Antes de hablar debemos estar conscientes de que todas y cada una de las palabras que salen de nuestra boca es grabada en el Cielo. Algún día van a hacernos escucharlas. La lengua nos fue otorgada para que pronunciemos las palabras de Torá y las de tefilá, y para que beneficiemos al prójimo.
Hay dos formas de cazar animales: una es sacando la espada y ajusticiarlos en el mismo lugar; otra es lanzarles una lanza o una flecha. El que saca la espada tiene todo el tiempo el dominio sobre su arma; por el contrario, el que ya lanzó la flecha perdió desde ese momento el control de la misma. Igual sucede con las palabras: mientras no las saques de tu boca tienes dominio sobre ellas; una vez que salieron, ya no puedes detenerlas. Antes de hablar, tú eres dueño de tus palabras; después de que las pronuncias, ellas son dueñas de tu persona.[viii]

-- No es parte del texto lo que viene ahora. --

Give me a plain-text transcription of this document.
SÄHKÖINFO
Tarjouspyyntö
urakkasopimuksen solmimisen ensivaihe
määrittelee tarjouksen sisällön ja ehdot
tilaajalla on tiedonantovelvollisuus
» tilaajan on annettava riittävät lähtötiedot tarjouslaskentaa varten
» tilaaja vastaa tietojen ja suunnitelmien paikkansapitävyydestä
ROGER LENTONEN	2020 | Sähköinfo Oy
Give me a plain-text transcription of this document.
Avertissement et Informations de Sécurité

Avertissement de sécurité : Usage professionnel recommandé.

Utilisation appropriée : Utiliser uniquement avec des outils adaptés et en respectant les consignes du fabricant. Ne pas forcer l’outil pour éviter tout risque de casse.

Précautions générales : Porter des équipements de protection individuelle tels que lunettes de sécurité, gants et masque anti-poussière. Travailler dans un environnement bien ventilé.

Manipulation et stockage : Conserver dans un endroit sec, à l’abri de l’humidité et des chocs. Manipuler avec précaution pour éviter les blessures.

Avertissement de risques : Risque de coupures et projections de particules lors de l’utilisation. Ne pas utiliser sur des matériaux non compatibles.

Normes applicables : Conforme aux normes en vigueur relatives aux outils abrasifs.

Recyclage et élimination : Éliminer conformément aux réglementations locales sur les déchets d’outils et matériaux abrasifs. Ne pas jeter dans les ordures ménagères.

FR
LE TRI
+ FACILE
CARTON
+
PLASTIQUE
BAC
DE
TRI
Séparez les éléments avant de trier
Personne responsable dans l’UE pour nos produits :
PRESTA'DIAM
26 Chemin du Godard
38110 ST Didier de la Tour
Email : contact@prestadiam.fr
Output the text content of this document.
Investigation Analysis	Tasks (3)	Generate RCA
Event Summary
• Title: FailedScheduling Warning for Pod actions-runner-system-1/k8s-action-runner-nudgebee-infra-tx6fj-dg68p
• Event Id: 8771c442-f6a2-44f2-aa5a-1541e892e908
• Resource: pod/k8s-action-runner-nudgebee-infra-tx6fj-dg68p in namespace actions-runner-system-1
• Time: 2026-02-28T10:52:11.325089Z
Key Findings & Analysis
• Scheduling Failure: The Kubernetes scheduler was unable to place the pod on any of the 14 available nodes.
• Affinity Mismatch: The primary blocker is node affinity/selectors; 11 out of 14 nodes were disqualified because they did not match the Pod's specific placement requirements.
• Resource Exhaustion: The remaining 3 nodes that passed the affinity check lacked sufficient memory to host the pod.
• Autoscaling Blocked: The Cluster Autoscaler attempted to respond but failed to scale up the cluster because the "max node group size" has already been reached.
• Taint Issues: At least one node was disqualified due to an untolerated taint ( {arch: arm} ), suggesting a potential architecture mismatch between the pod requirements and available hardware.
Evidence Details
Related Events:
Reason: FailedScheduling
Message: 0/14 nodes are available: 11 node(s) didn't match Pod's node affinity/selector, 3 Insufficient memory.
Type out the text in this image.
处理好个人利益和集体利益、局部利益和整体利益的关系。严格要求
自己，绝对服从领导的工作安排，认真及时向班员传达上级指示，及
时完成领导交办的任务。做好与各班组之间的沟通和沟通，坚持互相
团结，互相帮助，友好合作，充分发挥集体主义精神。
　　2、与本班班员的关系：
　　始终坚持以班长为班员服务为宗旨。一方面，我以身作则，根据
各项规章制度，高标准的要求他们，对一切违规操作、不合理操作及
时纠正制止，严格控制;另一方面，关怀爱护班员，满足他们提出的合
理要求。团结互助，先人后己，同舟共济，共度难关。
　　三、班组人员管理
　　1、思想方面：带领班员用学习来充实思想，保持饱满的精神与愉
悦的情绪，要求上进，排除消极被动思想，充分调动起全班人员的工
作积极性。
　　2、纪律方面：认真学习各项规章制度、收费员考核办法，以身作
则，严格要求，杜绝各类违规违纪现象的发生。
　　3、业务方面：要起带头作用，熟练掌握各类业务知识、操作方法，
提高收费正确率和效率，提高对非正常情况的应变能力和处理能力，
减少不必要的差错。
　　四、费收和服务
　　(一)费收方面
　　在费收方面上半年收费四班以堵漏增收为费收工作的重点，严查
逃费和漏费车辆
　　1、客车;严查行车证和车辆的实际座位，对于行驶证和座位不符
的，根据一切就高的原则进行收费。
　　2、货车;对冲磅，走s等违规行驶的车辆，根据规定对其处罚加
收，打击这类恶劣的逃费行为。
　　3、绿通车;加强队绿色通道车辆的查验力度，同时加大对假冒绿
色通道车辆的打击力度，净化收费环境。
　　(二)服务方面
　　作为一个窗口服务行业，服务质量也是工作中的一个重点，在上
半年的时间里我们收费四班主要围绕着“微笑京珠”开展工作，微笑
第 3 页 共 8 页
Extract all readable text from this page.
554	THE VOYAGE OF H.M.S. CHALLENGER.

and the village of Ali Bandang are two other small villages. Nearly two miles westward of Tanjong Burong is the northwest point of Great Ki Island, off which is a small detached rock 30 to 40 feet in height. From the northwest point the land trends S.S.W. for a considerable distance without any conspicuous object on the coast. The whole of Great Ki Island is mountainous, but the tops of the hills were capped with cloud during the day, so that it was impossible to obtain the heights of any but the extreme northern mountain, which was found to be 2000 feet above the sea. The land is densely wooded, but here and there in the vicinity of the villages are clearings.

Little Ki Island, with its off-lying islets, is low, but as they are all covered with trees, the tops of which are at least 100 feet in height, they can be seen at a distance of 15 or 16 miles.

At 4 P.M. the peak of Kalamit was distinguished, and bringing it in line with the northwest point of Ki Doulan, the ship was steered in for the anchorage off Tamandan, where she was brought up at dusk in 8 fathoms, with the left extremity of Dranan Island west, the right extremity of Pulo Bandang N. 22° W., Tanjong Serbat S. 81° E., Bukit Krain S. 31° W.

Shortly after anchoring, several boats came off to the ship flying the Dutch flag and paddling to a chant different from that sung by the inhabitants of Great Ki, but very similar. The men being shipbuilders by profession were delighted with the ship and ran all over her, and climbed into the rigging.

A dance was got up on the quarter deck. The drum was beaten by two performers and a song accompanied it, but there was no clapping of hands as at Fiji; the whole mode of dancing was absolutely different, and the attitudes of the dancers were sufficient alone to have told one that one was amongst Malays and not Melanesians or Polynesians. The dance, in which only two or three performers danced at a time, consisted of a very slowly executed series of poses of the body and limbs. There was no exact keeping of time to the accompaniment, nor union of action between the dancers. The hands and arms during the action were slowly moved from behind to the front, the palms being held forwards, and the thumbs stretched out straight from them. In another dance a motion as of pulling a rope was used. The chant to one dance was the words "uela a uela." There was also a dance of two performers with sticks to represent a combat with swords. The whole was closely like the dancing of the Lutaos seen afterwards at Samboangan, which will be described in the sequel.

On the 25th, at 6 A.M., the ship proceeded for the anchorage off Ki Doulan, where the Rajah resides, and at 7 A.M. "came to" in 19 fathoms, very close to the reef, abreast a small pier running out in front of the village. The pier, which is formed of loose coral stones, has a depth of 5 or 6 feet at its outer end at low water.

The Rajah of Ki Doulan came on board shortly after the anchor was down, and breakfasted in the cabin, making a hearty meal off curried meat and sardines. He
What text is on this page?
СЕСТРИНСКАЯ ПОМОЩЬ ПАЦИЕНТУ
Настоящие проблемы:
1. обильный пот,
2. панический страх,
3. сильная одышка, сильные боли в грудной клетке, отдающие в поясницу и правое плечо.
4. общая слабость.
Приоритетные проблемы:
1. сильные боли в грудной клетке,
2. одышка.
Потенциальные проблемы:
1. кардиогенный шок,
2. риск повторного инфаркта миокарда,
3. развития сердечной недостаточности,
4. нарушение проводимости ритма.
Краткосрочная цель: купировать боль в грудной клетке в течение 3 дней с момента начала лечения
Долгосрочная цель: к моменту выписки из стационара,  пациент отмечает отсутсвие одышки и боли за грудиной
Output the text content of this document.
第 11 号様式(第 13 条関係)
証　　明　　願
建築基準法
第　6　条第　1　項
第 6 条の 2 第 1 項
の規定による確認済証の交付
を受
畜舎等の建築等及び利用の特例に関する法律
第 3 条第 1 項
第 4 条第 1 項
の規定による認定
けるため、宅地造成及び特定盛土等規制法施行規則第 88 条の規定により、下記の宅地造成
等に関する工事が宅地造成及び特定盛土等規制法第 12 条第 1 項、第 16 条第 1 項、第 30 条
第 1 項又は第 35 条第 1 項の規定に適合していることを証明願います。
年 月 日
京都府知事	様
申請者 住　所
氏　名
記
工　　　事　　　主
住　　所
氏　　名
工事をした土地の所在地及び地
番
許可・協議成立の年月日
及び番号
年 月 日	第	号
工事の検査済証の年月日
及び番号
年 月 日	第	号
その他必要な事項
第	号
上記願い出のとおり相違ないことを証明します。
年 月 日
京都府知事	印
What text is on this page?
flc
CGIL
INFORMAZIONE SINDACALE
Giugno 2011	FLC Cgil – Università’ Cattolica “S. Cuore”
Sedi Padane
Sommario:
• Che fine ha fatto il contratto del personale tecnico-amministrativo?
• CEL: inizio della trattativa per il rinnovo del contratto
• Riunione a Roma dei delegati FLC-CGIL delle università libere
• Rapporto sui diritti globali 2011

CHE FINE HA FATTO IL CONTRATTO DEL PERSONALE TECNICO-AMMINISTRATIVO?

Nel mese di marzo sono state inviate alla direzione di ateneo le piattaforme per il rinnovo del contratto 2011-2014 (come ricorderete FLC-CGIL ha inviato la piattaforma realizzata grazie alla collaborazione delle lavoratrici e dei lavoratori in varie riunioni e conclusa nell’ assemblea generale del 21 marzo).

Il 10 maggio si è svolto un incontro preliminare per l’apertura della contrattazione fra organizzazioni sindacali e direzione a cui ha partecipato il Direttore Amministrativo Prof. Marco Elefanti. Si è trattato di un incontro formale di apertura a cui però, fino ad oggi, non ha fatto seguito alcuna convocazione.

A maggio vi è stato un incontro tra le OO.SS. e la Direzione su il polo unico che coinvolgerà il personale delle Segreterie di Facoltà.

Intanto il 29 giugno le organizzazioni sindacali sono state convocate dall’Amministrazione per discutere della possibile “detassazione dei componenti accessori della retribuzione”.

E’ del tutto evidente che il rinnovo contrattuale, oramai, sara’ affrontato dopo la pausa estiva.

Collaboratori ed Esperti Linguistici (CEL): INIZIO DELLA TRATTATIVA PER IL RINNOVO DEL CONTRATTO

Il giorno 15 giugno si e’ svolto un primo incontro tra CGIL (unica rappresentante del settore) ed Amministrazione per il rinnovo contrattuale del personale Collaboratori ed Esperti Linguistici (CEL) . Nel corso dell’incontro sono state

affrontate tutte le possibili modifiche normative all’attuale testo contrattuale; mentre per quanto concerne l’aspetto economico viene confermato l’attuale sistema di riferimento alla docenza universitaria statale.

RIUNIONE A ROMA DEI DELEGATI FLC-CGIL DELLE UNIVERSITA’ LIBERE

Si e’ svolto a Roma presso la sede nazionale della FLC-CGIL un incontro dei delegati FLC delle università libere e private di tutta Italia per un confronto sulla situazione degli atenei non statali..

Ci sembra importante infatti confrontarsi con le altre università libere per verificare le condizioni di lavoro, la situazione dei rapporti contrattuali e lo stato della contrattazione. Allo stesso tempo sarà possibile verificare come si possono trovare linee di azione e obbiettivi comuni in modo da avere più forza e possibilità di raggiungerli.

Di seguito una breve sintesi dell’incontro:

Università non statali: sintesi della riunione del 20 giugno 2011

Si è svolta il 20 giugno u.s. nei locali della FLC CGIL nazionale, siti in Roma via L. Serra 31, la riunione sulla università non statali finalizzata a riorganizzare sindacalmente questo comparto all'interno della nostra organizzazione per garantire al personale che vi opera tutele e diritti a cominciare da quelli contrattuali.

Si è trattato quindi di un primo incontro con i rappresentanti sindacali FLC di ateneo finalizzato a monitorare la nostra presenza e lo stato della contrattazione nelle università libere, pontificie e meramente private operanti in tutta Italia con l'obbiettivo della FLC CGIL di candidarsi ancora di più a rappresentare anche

Rabí Shimón bar Yojai dijo: “Si yo hubiese estado presente cuando Hashem entregó la Torá, le habría pedido que diera a todos los seres humanos una segunda boca, que sirva para el único fin de aprender (debido a que no es apropiado que la boca que se dedica a la ocupación superior de pronunciar palabras de Torá se utilice al mismo tiempo para comer y discutir sobre anuncios financieros)”.
Sin embargo, lo pensó dos veces y cambió de idea. Dijo: “Si la gente tiene sólo una boca y habla demasiado, y la utiliza para cosas tan bajas como el lashón hará, ¿qué ocurriría si tuviera dos?”.[ix] ©Musarito semanal
“Rabí Shimón dijo: ‘He estado toda mi vida en compañía de hombres sensatos, y entre todas las cosas provechosas para la propia persona, la mejor de todas es el silencio’.”[x]
[i] Arajín 15b.
[ii] Pirké Abot 1:18.
[iii] Rab Shemuel Pliskin; Ama a tu prójimo, pág. 319, Rab Zelig Pliskin.
[iv] Ama a tu prójimo, pág. 320, Rab Zelig Pliskin.
[v] Recopilado de HaMeír LeDavid.
[vi] Arajín 15b.
[vii] Jobot Halebabot, “Shaar Hakeniá”.
[viii] Orjot Tzadikim, cap. 21; ídem.
[ix] Talmud Yerushalmí, Berajot 8a.
[x] Abot 1:17; Las puertas de la felicidad, pág. 342, Rab Zelig Pliskin.